The study introduces the concept of StreamingLLM, an architecture that enables LLMs with a finite attention window to handle text of indefinite length without fine-tuning. StreamingLLM utilizes the property of “attention sinks,” which are initial tokens that receive significant attention scores but have little semantic value. By maintaining the KVs of a sliding window along with a few attention sink tokens, StreamingLLM stabilizes attention computation and improves model performance.

StreamingLLM outperforms previous techniques such as sliding window with recomputation, achieving faster speeds and enabling the streaming usage of LLMs. It can accurately represent millions of tokens and can be pre-trained to require only a single attention sink token for streaming deployment. This eliminates the need for reintroducing multiple initial tokens, as done in vanilla models, while maintaining performance.

The proposed architecture has significant implications for applications that require LLMs to handle long streams of text effectively and consistently.
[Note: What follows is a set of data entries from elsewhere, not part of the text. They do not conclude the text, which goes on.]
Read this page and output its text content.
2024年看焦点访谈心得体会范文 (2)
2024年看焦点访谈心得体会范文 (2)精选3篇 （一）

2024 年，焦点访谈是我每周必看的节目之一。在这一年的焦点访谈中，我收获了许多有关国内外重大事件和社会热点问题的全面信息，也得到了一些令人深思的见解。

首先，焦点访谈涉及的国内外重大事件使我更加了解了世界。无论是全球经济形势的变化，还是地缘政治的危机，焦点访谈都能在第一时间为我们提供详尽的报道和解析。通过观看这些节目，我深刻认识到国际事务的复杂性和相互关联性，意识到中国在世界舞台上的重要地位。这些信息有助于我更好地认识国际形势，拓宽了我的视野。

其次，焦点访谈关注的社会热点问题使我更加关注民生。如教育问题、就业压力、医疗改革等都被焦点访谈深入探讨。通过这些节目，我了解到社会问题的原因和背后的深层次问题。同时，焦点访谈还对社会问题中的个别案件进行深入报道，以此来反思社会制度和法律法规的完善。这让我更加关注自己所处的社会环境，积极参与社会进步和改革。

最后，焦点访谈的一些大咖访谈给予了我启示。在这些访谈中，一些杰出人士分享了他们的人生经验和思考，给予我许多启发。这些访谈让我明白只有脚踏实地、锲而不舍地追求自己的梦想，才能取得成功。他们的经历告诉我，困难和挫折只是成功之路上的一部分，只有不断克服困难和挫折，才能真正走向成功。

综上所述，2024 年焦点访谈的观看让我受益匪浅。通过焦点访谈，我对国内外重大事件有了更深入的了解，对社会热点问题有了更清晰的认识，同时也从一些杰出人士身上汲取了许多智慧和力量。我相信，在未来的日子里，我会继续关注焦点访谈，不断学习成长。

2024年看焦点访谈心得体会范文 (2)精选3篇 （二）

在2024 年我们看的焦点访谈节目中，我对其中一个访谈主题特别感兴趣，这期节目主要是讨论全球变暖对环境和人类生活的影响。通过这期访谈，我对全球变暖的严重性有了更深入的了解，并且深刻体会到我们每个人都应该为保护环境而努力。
With StreamingLLM, LLMs can be utilized for tasks like code completion, question answering, document summarization, and dialogue systems in real-world streaming applications.

Definitions:

– Large Language Models (LLMs): models used for natural language processing tasks.

– Key and Value states (KV): information associated with tokens in a language model.

– Attention window: a limited range of tokens that the language model considers during pre-training.

– StreamingLLM: an architecture that enables LLMs with an attention window to process text of indefinite length without fine-tuning.